Graphical models are an important tool in exploring relationships between variables in complex, multivariate data. Methods for learning such graphical models are well developed in the case where all variables are either continuous or discrete, including in high-dimensions. However, in many applications data span variables of different types (e.g. continuous, count, binary, ordinal, etc.), whose principled joint analysis is nontrivial. Latent Gaussian copula models, in which all variables are modeled as transformations of underlying jointly Gaussian variables, represent a useful approach. Recent advances have shown how the binary-continuous case can be tackled, but the general mixed variable type regime remains challenging. In this work, we make the simple yet useful observation that classical ideas concerning polychoric and polyserial correlations can be leveraged in a latent Gaussian copula framework. Building on this observation we propose flexible and scalable methodology for data with variables of entirely general mixed type.
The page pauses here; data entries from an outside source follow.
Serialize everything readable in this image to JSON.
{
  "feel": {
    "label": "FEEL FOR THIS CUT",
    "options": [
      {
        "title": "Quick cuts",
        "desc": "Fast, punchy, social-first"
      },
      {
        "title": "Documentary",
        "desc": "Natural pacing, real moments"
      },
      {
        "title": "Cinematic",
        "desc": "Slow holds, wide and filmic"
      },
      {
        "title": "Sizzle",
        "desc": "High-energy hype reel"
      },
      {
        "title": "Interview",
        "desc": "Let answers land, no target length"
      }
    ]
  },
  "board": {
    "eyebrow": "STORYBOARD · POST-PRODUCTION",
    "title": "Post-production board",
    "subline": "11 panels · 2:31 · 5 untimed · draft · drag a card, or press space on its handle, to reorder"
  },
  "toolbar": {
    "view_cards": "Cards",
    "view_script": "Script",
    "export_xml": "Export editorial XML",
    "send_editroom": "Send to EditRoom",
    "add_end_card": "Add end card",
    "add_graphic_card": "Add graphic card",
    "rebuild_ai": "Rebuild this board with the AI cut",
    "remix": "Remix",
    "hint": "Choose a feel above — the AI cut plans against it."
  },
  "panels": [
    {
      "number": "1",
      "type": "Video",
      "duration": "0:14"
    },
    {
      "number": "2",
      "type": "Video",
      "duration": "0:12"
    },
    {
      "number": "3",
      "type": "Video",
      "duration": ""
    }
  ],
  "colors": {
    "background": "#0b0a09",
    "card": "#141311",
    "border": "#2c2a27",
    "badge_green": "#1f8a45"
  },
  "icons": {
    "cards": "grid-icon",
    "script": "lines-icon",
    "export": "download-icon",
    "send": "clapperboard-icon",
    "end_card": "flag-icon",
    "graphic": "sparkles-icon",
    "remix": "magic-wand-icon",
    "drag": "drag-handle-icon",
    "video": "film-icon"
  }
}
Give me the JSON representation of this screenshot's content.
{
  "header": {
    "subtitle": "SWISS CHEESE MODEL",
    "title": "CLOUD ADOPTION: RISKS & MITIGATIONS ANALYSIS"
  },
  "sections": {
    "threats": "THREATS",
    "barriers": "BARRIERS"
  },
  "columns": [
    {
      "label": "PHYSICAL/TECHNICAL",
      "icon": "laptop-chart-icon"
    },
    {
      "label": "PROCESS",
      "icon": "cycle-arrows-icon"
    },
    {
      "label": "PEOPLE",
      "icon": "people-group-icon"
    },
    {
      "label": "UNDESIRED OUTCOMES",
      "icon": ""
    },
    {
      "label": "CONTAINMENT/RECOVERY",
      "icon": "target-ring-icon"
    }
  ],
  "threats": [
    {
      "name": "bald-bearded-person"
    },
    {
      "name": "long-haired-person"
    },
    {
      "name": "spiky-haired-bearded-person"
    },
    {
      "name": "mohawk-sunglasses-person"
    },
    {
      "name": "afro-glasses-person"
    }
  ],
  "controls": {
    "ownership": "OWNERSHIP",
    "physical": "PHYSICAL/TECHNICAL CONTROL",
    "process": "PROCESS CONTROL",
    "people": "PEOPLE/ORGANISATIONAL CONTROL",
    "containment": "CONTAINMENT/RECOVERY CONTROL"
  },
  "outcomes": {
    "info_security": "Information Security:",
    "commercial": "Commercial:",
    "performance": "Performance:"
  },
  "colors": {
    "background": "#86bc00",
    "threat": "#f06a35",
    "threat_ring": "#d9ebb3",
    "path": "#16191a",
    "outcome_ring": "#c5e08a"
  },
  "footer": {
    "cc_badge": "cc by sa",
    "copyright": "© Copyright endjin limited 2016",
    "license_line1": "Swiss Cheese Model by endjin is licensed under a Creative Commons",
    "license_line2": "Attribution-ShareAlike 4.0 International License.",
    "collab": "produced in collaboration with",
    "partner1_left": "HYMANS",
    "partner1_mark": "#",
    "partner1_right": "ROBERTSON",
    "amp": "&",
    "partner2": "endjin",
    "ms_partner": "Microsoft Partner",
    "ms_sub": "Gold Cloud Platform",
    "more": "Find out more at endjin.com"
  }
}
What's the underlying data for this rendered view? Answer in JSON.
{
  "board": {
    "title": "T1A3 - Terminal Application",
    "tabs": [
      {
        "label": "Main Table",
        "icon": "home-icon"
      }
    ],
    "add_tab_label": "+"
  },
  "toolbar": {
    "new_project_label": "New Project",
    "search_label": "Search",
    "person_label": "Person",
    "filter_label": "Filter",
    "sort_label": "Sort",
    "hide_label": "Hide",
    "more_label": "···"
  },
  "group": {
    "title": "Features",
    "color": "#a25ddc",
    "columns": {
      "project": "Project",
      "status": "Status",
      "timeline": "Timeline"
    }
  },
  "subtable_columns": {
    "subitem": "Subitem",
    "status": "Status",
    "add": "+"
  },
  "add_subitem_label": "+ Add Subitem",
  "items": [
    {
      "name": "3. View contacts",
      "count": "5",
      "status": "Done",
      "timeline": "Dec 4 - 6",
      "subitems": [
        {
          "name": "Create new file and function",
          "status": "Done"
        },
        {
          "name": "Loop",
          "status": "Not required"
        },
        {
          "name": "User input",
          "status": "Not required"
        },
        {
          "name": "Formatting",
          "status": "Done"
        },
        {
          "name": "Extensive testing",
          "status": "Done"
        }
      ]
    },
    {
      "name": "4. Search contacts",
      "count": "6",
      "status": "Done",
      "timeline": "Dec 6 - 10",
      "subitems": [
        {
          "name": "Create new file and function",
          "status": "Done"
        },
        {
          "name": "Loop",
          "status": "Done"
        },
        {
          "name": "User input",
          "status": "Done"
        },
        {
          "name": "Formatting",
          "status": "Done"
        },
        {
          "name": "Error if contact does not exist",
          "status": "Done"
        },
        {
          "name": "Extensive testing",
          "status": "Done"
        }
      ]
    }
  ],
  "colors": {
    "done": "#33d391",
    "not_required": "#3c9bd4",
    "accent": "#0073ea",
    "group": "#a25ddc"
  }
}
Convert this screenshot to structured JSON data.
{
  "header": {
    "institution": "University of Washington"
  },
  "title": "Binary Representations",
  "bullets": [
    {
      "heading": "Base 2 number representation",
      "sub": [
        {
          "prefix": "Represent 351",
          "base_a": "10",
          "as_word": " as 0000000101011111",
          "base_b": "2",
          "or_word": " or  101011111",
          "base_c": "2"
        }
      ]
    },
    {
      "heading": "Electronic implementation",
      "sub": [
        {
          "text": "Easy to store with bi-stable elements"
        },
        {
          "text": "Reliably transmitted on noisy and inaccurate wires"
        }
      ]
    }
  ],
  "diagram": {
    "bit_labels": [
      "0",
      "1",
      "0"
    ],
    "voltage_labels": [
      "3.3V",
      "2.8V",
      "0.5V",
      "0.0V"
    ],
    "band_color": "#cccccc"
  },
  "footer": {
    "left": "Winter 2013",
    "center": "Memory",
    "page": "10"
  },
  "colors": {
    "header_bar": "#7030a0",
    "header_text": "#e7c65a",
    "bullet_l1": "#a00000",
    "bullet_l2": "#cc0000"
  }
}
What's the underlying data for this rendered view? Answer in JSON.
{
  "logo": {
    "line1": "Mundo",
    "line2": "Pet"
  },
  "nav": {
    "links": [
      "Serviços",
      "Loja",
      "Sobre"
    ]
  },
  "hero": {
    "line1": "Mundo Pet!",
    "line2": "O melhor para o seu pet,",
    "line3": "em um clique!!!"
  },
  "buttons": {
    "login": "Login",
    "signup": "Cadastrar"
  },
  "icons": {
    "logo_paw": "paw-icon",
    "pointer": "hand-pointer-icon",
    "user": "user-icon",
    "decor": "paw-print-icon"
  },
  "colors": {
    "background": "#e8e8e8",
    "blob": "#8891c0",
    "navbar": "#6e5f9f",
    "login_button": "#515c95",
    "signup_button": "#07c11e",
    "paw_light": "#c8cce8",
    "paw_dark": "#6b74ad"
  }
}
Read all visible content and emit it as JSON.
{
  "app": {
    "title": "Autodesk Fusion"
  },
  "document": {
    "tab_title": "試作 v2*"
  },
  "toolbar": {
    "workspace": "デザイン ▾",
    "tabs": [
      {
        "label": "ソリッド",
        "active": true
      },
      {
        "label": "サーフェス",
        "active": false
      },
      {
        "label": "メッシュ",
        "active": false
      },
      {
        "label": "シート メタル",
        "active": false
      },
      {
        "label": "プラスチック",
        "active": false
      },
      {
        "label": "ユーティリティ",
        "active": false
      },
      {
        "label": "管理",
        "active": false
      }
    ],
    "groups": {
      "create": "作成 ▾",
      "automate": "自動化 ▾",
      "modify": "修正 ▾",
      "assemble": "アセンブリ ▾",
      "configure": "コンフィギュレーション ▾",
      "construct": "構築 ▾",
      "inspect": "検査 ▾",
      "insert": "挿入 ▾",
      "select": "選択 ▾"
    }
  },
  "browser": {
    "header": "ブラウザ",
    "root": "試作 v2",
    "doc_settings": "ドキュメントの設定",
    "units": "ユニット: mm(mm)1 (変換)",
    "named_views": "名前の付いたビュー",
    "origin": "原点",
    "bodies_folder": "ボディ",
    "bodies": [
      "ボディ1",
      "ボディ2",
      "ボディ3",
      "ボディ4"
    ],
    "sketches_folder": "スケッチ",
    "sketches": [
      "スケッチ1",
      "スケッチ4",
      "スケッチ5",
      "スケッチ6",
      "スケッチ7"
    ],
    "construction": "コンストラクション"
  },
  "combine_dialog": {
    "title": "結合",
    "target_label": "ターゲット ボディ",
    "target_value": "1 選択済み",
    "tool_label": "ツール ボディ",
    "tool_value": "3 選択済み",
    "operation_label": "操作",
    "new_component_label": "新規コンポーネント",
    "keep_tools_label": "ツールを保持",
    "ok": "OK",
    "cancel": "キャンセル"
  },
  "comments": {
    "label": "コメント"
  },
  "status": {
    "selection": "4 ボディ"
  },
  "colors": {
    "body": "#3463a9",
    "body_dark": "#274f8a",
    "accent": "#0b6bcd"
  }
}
We study the key properties of the approaches theoretically and empirically, via extensive simulations as well an illustrative application to data from the UK Biobank concerning COVID-19 risk factors.

翻译：图模型是探索复杂多变量数据中变量间关系的重要工具。当所有变量均为连续或离散类型时（包括高维情形），学习此类图模型的方法已相当成熟。然而在许多实际应用中，数据涵盖不同类型变量（如连续型、计数型、二元型、有序型等），对其进行有原则的联合分析颇具挑战性。潜高斯连接函数模型将各变量建模为潜在联合高斯变量的变换形式，是一种有效方法。近年研究已展示如何处理二元-连续混合情形，但通用混合变量类型仍充满挑战。本文提出一个简洁而实用的观察：在多分格相关系数与多序列相关系数的经典思想可被应用于潜高斯连接函数框架。基于此观察，我们为完全通用混合类型的数据变量构建了灵活且可扩展的方法体系。通过大量模拟实验及对英国生物银行COVID-19风险因素数据的示例性应用，我们从理论与实证角度系统研究了该方法的核心性质。